Wie bereits 2004 in Mumbai (Bombay) standen Diskussionen über die fortwährende US-Besatzung des Irak und der blutige Konflikt zwischen israelischer Regierung und Militär einerseits und terroristischen Palästinenser-Organisationen andererseits im Zentrum. Das WSF hat allmählich den Charakter eines mobilen Wallfahrtsort, wo sich hauptsächlich die "Betroffenen" aus den Industrienationen über den (miserablen) Zustand der Welt einmal jährlich entrüsten dürfen. Die Ähnlichkeit des weitläufigen Forumsgeländes und der Zeltstadt, die mehr als 100.000 TeilnehmerInnen beherbergte, mit einem Kirchentag, war nicht zu verkennen. Typisch für die seit Jahren wiederholten Allgemeinplätze war die Aussage von Medea Benjamin von Cod Pink, einem US-amerikanischen Frauen-Friedensnetzwerk: "Man kann nicht vom Aufbau einer anderen Welt sprechen, ohne den Krieg der USA und die Drohungen gegen den Iran, Kuba, Nordkorea und Venezuela anzuprangern." Ja, und?

Immerhin machten sich stellvertretend der portugiesische Literatur-Nobelpreisträger José Saramago, der uruguayische Autor Eduardo Galeano, der ehemalige UNESCO-Direktor Federico Mayor, der brasilianische Minister für besondere Aufgaben Luiz Dulci und der Herausgeber der internationalen Zeitung 'Le Monde diplomatique', Ignacio Ramonet, vor rund 3000 TeilnehmerInnen Gedanken um eine Perspektive. Saramago faselte etwas von "Notwendigkeiten", um so eine Scheinbegründung dafür zu liefern, daß "die Armen dieser Welt" nichts von Utopien hätten. Galeano stellte immerhin, wenn auch ein wenig mystisch die Eigentumsfrage ins Zentrum, indem er auf die Aufhebung von "Mein" und "Dein" in Thomas Morus' 'Utopia' verwies. Ramonet konnte sich so als "Praktiker" präsentieren, der die ollen attac-Kamellen in einem "Fünf-Punkte-Konsens" neu verpackt einmal mehr als den Stein der Weisen zur Verbesserung des Kapitalismus feilbot: Eine weltweite Steuer für die Bekämpfung des Hungers, Schließung der Steueroasen, Streichen der Schulden der Entwicklungsländer, sauberes Trinkwasser für alle und eine internationale Solidaritätssteuer auf die größten Vermögen. "Ramonet for global president!" wäre die konsequente Forderung, die "nur" noch die Frage nach dem geeigneten Sponsor offen läßt.

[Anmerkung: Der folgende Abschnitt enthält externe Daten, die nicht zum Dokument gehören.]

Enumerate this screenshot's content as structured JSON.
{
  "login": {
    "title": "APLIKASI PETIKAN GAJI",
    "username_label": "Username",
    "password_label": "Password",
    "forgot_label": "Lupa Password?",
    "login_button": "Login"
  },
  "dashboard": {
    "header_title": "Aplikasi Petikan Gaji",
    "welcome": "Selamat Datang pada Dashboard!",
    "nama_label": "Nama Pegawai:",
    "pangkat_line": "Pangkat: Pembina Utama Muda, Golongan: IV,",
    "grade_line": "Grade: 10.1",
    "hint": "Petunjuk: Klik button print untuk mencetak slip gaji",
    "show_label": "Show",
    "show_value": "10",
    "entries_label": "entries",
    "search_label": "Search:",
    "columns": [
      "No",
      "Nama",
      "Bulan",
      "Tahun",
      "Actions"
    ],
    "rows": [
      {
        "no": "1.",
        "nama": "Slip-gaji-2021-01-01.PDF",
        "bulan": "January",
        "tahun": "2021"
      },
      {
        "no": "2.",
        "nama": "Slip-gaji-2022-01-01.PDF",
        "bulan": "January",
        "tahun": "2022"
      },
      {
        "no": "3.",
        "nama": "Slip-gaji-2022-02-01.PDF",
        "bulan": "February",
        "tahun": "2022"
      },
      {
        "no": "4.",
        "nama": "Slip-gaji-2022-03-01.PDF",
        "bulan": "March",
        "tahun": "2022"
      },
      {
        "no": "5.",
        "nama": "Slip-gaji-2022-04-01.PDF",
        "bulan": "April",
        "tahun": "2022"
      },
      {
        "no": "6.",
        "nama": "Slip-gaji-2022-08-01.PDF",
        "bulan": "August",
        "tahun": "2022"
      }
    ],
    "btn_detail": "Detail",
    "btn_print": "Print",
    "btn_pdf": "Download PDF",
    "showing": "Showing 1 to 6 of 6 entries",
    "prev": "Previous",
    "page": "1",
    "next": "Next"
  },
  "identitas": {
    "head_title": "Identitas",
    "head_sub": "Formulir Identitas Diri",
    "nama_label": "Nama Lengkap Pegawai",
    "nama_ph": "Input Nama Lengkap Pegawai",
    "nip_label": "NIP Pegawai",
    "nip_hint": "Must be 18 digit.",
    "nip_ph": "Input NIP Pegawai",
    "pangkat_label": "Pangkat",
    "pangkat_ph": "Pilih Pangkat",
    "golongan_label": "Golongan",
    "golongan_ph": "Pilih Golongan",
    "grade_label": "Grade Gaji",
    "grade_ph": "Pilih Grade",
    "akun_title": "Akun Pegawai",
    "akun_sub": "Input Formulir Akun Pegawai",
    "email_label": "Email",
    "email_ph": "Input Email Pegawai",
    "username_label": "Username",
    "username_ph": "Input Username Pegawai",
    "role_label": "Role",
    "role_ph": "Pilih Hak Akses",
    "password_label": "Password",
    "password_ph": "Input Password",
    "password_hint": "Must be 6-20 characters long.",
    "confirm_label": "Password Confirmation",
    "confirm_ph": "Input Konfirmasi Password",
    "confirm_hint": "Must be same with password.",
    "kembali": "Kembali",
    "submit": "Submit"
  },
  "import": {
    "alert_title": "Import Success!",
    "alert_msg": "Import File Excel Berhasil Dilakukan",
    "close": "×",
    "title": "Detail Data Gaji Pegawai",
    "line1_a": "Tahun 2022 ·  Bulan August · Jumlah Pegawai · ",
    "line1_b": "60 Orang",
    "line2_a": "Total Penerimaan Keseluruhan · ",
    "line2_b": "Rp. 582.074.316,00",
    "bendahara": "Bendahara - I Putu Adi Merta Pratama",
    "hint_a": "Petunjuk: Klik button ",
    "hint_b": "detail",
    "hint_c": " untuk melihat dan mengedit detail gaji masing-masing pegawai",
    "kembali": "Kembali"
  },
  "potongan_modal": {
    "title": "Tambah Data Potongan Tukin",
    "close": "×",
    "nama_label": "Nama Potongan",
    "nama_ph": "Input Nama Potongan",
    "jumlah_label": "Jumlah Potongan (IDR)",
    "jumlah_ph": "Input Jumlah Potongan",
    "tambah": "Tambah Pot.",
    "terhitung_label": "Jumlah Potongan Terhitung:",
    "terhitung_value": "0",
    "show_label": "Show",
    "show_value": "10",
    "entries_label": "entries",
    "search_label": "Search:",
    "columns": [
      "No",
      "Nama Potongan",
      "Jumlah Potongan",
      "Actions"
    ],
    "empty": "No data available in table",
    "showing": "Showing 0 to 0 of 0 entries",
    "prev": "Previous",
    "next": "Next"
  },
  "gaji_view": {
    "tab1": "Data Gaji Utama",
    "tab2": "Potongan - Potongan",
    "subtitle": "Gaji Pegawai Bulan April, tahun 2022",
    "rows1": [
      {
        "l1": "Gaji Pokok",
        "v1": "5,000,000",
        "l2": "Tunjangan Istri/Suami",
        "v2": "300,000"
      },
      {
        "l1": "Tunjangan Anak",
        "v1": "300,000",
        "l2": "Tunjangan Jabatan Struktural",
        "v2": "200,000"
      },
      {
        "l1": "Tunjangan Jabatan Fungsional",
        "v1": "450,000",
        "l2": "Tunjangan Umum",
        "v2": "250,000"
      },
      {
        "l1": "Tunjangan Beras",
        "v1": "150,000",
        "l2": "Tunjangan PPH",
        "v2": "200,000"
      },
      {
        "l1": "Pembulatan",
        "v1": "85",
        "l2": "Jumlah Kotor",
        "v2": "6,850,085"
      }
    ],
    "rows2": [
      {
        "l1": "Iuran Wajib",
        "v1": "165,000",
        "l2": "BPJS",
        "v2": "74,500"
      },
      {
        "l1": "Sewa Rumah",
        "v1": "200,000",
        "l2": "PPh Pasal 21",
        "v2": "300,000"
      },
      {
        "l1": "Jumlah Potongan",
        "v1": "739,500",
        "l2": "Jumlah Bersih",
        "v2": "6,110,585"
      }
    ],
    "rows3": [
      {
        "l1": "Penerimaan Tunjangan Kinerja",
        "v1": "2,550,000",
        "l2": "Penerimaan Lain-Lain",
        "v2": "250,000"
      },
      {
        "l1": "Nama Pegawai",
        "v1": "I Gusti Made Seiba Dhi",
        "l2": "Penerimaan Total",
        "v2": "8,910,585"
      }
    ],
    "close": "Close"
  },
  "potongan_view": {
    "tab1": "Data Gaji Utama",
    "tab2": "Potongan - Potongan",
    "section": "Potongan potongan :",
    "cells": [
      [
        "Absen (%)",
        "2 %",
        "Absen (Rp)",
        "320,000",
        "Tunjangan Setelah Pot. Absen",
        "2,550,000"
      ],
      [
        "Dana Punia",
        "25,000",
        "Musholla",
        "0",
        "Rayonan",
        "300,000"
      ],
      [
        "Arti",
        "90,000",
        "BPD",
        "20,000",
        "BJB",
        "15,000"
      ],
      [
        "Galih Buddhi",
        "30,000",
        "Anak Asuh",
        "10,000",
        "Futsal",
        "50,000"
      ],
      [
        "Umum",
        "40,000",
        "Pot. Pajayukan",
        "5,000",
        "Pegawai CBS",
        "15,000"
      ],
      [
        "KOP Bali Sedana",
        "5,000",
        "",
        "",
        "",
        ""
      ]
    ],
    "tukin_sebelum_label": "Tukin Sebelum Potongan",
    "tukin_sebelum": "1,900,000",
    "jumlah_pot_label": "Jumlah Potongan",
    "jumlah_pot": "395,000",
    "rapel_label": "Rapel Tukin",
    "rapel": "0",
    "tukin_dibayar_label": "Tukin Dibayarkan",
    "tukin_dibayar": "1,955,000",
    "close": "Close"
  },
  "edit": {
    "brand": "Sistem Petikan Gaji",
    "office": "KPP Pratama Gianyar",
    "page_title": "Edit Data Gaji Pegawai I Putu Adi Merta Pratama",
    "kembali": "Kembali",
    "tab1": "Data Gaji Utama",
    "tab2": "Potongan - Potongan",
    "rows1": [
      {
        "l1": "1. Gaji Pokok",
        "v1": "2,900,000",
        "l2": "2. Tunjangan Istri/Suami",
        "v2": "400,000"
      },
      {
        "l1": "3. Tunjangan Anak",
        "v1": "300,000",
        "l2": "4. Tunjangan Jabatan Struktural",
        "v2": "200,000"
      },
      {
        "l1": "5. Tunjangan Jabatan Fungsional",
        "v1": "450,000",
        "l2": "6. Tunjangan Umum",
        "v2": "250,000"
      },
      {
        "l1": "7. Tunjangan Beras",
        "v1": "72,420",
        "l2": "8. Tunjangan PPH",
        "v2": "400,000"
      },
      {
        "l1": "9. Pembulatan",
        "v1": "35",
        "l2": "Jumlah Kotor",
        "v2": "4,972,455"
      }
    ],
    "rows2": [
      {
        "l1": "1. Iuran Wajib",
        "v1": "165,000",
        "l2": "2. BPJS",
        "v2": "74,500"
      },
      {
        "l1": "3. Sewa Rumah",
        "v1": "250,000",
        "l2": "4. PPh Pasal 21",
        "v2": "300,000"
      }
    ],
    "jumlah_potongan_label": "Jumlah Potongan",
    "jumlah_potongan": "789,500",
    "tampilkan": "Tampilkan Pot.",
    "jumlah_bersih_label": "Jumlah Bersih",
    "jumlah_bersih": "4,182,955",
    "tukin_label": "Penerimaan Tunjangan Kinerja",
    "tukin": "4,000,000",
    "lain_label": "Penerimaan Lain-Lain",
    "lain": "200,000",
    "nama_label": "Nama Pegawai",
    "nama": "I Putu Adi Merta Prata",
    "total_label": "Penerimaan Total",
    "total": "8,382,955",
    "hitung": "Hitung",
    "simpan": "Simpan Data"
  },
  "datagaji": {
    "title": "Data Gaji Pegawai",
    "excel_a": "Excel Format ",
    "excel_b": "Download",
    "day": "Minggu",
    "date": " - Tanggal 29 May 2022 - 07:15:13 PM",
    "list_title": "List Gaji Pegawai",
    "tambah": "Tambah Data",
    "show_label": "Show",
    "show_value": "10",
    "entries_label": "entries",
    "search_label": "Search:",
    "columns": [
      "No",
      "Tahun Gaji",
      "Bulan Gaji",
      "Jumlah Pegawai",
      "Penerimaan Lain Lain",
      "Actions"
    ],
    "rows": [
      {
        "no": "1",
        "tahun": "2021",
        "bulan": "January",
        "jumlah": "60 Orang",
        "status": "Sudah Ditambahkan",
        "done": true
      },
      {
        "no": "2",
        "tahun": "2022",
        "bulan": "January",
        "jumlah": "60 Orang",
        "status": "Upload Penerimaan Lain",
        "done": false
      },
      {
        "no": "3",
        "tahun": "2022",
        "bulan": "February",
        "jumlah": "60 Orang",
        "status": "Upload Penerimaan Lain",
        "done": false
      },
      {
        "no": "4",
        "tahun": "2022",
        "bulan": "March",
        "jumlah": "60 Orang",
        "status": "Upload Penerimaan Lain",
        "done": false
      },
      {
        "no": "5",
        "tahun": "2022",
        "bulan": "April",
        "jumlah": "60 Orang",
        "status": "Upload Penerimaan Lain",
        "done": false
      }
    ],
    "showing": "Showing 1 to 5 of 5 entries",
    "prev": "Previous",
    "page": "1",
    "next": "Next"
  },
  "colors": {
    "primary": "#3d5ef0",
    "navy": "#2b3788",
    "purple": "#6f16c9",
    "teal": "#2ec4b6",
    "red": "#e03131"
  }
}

Obwohl Ramonet tosenden Applaus erntete, wagten einige antiimperialistische Linke zu fragen, warum unter den Ramonetschen Forderungen der "Kampf gegen den Krieg" fehlte. Aber das hat durchaus seine Logik: Ohne Krieg, also ohne Öl, fehlt dem heutigen Kapitalismus die Grundlage, ohne die er zusammen bräche und die lieben Forderungen somit nicht erfüllen könnte...

Schön war immerhin, zu sehen, daß sich die auf den Weltsozialforen lange Jahre gehegte Illusion über den "linken" Lula aus Brasilien endlich in Unwohlsein aufgelöst hat. Als auf der eben genannten Podiumsdiskussion der "Minister für besondere Aufgaben" Luiz Dulci versuchte, die Politik der Lula-Regierung zu verteidigen, erntete er durchweg Buhrufe und Pfiffe. Mit einer Analyse, warum nunmehr ein weiterer "Hoffnungsträger" abgeschrieben werden mußte und warum dies unvermeidlich war, mochte sich auf dem WSF aber kaum jemand befassen.

Wenn Hugo Chavez zum Abschluß des WSF großartig die "Revolution" beschwor, verweist er mit dieser dröhnenden Worthülse gerade auf die inhaltliche Perspektivlosigkeit, die in Porto Alegre herrschte.